The choice of location serves a dual purpose. The gentle slopes on which the vines are planted are perfectly suited to growing fine grapes, and the resulting yield will be used in our wines. However, we also decided to plant here so the vines can become a key feature of our educational Tours & Tastings experience.

Located at the new epicentre of the vineyard, they will allow our guests to get up close when they visit, to learn more about how our grapes are grown and the different ways in which they are pruned.

Pinot Gris and Pinot Noir

The new vines are made up of 300 Pinot Gris and 200 Pinot Noir grape varieties. Pinot Gris produces  a light and fresh style of wine , which eventually will become one of two varieties in a Blanc De Blancs wine we have planned for the future. We first planted Pinot Gris at Saffron Grange in 2018 and we expect to get our first crop at this year’s harvest.

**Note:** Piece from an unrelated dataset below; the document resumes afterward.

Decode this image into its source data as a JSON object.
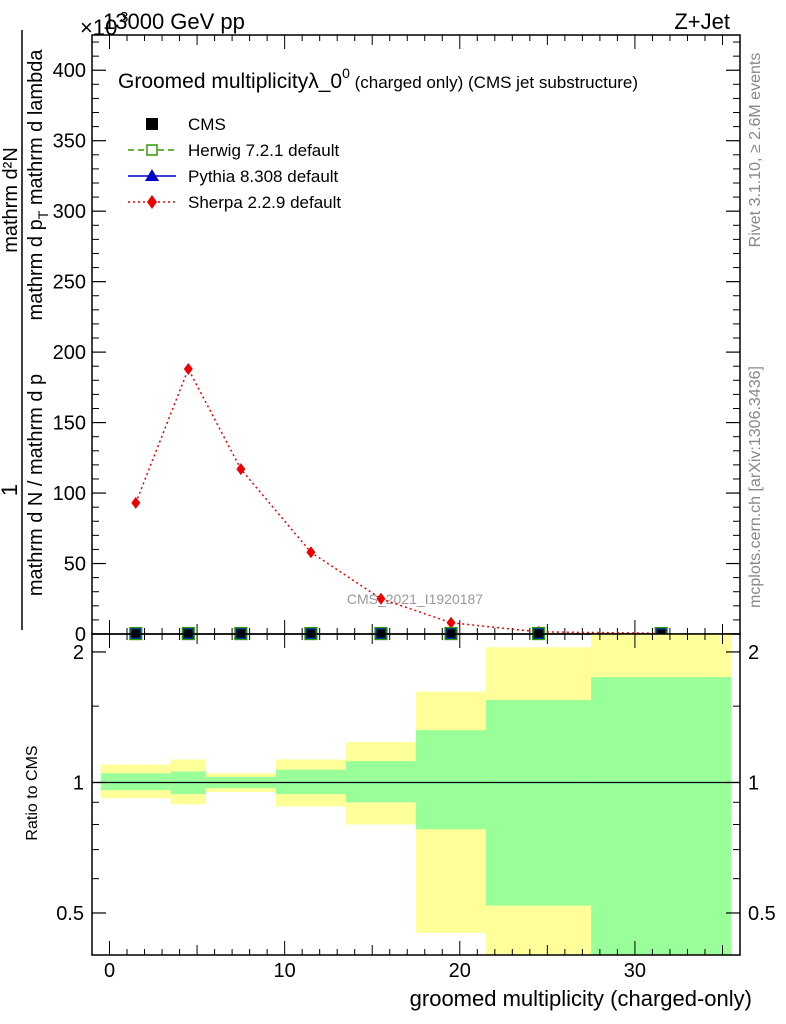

The Pinot Noir grapes will go into our signature Classic Cuvée and popular Pinot Noir Rosé. The Pinot Noir grape is one of the three red ‘noble’ varieties of grape, traditionally associated with only the highest quality wines. Noble grapes – unlike the more widespread hybrid varieties – are said to retain their character wherever they are planted. The success of our first 100% Pinot Noir Rosé last year is testament to the delicious and complex character of this wine.

Perfect planting conditions

This Spring we had the perfect conditions for planting vines – very cold weather, followed by beautifully sunny days and then a good amount of rain. Vines actually prefer little water – in fact, the roots respond well to the effort of working hard to it. It helps the root system develop and strengthen, whilst also building in resilience for future dry spells.

This year it took our team of three about a week to plan, mark and plant the new vines. We prepare the soil and then plant a small whip – approximately 30cm long. Like many fruit plants available to buy today, vines are made up of a root stock with a clone on top which gives you your grape variety of choice. We use a rootstock that is suited to the conditions in the Saffron region, tolerant to chalk and the calcium carbonate in the soil.

Once the vines are in the ground, the almost immediate task is to keep the weeds down – particularly those close to the bottom of the vines, to ensure there is as little competition for the new shoots as possible. We then focus on ensuring there are enough nutrients and nourishment in the ground to help them grow.

Producing for decades to come

We’ll allow the vines to grow tall during the first year, but then we cut them right back down again at winter pruning to just two buds at the base of the vine. If the vine grows too much in the first couple of years, it will stress the root system too much. After this second phase of growth, we allow the vines to start to develop their canopy, and they will start to look more like the more developed vines in other parts of the vineyard.

This is where you will start to see the trunk develop that will sustain the vine for many years to come. Vines are in peak production for about 30 years, so it is always a satisfying sight to see so many newly planted vines, knowing that they will sustain the production of our delicious wines – as well as our local wildlife ecosystem – for many decades to come.